While making the small vessel livable, Alan knew it needed a new name. Charming as Snoopy was, it didn’t suit. As the boat was home to Alan and Davie, he knew the name should represent them both. He settled on the number 9, written in blue, for the nine year anniversary of Davie’s adoption.

Davie is Alan’s first dog. He’d been wandering a shelter in McKinney, Texas, surrounded by barking dogs, wondering if dog ownership was really for him. He found Davie on his second pass through the facility. She’d been exercising in the yard on his first walkthrough.

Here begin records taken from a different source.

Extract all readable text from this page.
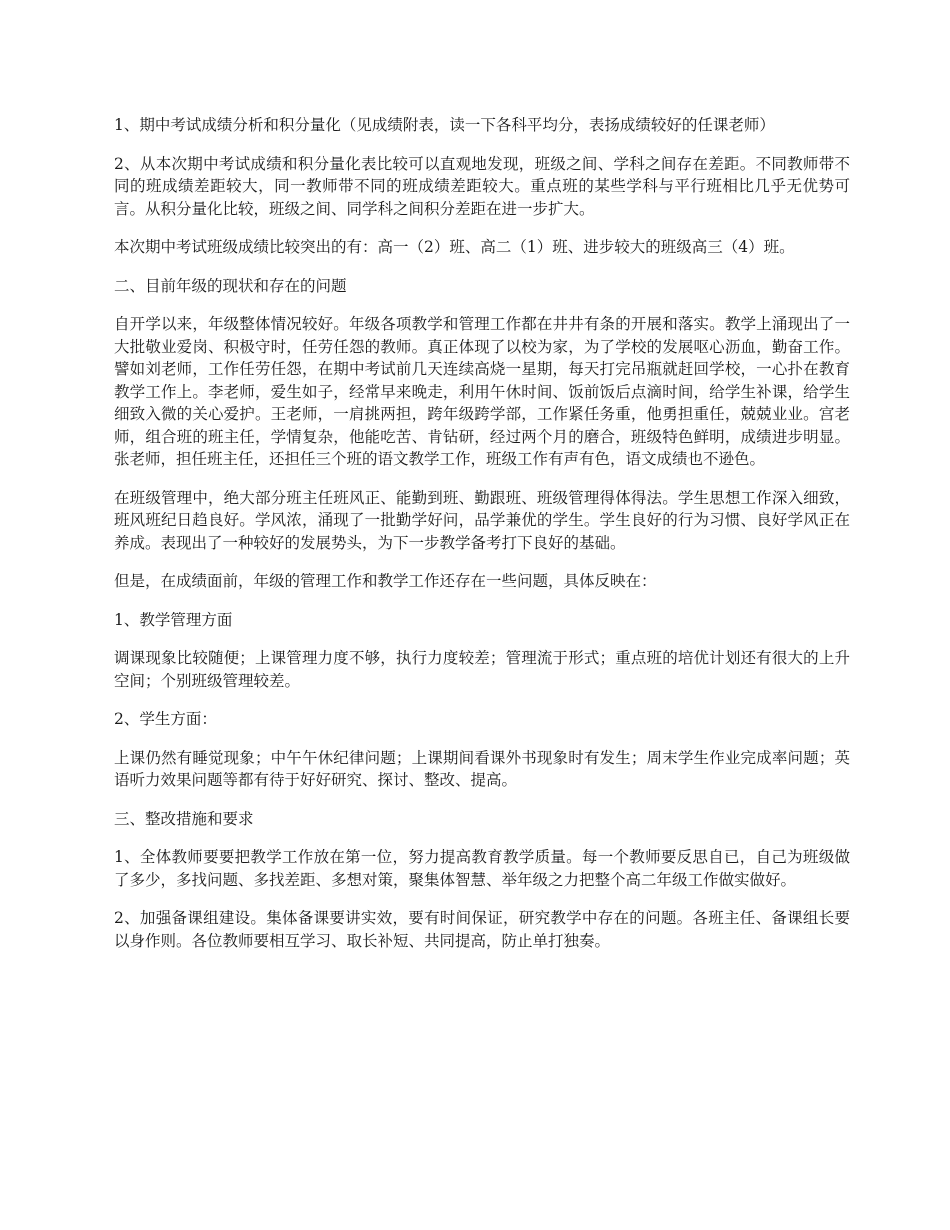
1、期中考试成绩分析和积分量化（见成绩附表，读一下各科平均分，表扬成绩较好的任课老师）

2、从本次期中考试成绩和积分量化表比较可以直观地发现，班级之间、学科之间存在差距。不同教师带不同的班成绩差距较大，同一教师带不同的班成绩差距较大。重点班的某些学科与平行班相比几乎无优势可言。从积分量化比较，班级之间、同学科之间积分差距在进一步扩大。

本次期中考试班级成绩比较突出的有：高一（2）班、高二（1）班、进步较大的班级高三（4）班。

二、目前年级的现状和存在的问题

自开学以来，年级整体情况较好。年级各项教学和管理工作都在井井有条的开展和落实。教学上涌现出了一大批敬业爱岗、积极守时，任劳任怨的教师。真正体现了以校为家，为了学校的发展呕心沥血，勤奋工作。譬如刘老师，工作任劳任怨，在期中考试前几天连续高烧一星期，每天打完吊瓶就赶回学校，一心扑在教育教学工作上。李老师，爱生如子，经常早来晚走，利用午休时间、饭前饭后点滴时间，给学生补课，给学生细致入微的关心爱护。王老师，一肩挑两担，跨年级跨学部，工作紧任务重，他勇担重任，兢兢业业。宫老师，组合班的班主任，学情复杂，他能吃苦、肯钻研，经过两个月的磨合，班级特色鲜明，成绩进步明显。张老师，担任班主任，还担任三个班的语文教学工作，班级工作有声有色，语文成绩也不逊色。

在班级管理中，绝大部分班主任班风正、能勤到班、勤跟班、班级管理得体得法。学生思想工作深入细致，班风班纪日趋良好。学风浓，涌现了一批勤学好问，品学兼优的学生。学生良好的行为习惯、良好学风正在养成。表现出了一种较好的发展势头，为下一步教学备考打下良好的基础。

但是，在成绩面前，年级的管理工作和教学工作还存在一些问题，具体反映在：

1、教学管理方面

调课现象比较随便；上课管理力度不够，执行力度较差；管理流于形式；重点班的培优计划还有很大的上升空间；个别班级管理较差。

2、学生方面：

上课仍然有睡觉现象；中午午休纪律问题；上课期间看课外书现象时有发生；周末学生作业完成率问题；英语听力效果问题等都有待于好好研究、探讨、整改、提高。

三、整改措施和要求

1、全体教师要要把教学工作放在第一位，努力提高教育教学质量。每一个教师要反思自已，自己为班级做了多少，多找问题、多找差距、多想对策，聚集体智慧、举年级之力把整个高二年级工作做实做好。

2、加强备课组建设。集体备课要讲实效，要有时间保证，研究教学中存在的问题。各班主任、备课组长要以身作则。各位教师要相互学习、取长补短、共同提高，防止单打独奏。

“She was the only one not barking at me.” He turned around and spotted the dog with two different colored eyes quietly looking at him.

“And I was like, ‘What’s up with David Bowie?’ ‘Cause she was sitting in a cage, sitting there like, ‘Whatever, man.’” When told that David was in fact a girl, Alan didn’t said it didn’t matter. He told the attendant, “I’ll call her Davie. I’ll take her.”

Alan and Davie sit in the salon below deck. Both are looking up.
Alan sits with Davie in the salon. The MUFON hat is from AlienCon 2019, when he attended with his mom.

Despite his unfamiliarity with dogs, Alan and Davie bonded quick. He says he learned a lot just by watching her. “I’m sure other dogs are great, but this dog is exactly what I needed.” Davie went dirt biking with Alan and his kids, took yearly trips to the mountains, and eventually learned to calmly ride the yellow paddle board from Blue 9 to shore and back again.

Davie was a calm influence, something to take care of, someone with whom he could sail. And that’s Alan’s plan: to sail. Up and down the coast for the next 3 to 6 months.

He muses that he may one day open an art gallery again, in one of the small coastal ports he passes along the way. Or maybe another kind of business. Alan’s not sure, but he’s also not concerned.

This is a sailor excited about his new live-aboard life and the possibilities. And if he finds a nice little town along the way, “any port that might be a cool place to live,” then he says he may buy a slip that he and Davie can call home.